Wednesday, December 5, 2007

"This hat makes me look troubled."

Of heroin’s many jazz victims, Chet Baker may well be the most handsome, and, consequently, the best known. Baker (a native of Oklahoma!) first stepped into the limelight playing with Charlie Parker—another great musician lost to heroin—in the early fifties. Soon afterwards, he joined up with Gerry Mulligan, and their pianoless quartet, famous for its contrapuntal interplay, quickly shot to the top of the jazz world, which is to say that at least twenty people listened to them at some point, and some of those people probably did so intentionally. Listeners adored his minimalistic style and velvety tone, and his natural good looks, tragic mystique, and gentle, melancholy singing voice drew female fans in droves. Baker’s success was not to last long, however, and after falling prey to heroin in the mid-fifties, his career began to steadily ebb, culminating most symbolically with the loss of his teeth (some say in a bar fight, others simply from excessive drug use) and a fifteen month stint in the Italian penal system.
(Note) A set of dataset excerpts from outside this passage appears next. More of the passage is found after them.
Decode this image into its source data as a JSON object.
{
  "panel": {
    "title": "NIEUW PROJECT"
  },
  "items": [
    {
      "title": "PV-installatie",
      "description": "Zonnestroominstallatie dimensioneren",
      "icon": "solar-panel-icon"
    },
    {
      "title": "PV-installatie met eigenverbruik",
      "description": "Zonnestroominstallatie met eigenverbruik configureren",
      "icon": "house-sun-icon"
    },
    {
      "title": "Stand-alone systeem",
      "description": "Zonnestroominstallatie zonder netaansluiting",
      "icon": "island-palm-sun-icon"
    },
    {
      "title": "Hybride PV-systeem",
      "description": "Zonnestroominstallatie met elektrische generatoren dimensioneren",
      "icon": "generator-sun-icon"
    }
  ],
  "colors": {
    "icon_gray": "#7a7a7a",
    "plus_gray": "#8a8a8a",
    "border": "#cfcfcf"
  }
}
Baker made several minor comebacks in subsequent decades, but rarely returned to the United States. He died in 1988, after a mysterious fall from his third-story hotel-room balcony.


Little Girl Blue (Instrumental)
Embraceable You, Blue Note Records, 1995

Recorded in the late fifties (but unreleased until 1995), Chet’s playing here is remarkable for its simplicity and economy of notes. The stripped down trio, including only guitar and bass, further emphasizes what is already a stunningly understated performance.



Angel Eyes

Chet Baker with Fifty Italian Strings, Ojc, 1959



While this album is occasionally criticized for excessively schmaltzy strings, the orchestral arrangements in this song are generally unobtrusive, and leave plenty of room for Chet’s voice to take center stage. A great instance of his unorthodox singing—flat, and tenuous, but beautiful in its own way.

--Chris C

Monday, December 3, 2007

It Sure Is

Bobby Timmons, like most jazz musicians, students of the humanities, and residents of the American Midwest, died frustrated and alone. Another little-known veteran of the soul-jazz era, Timmons hit his stride as pianist with Art Blakey’s Jazz Messengers in the late fifties and early sixties. Though an exceedingly able bandleader, Blakey was also an infamous enabler, and when Timmons found himself unfairly typecast as “just another soul player,” the group’s drug and alcohol-laden atmosphere did little to alleviate his crushing depression. Over the next ten years, Timmons struggled to achieve the same level of success he had with Blakey, but never managed to recapture his prior notoriety.

Bobby Timmons died from cirrhosis of the liver in 1974.

Dat Dere (1), This Here (2), This Here is Bobby Timmons, Riverside, 1960

Though both tracks were originally written for The Jazz Messengers and The Cannonball Adderley Sextet, respectively, Timmons cut these particular recordings as leader of his own trio. Orrin Keepnews, author of the liner notes to This Here is Bobby Timmons, and possessor of what may be the worst name I’ve ever heard, had this to say about Dat Dere: “...[a] shouter with just a suggestion of a Latin strain to it.” I don’t particularly feel like writing a pithy description of This Here, either, so here’s something Cannonball Adderley said. "[It’s] simultaneously a shout and a chant" and related to "the roots of soul church music."

Note: Files (Dat Dere on top, This Here on bottom) only seem to play in Firefox.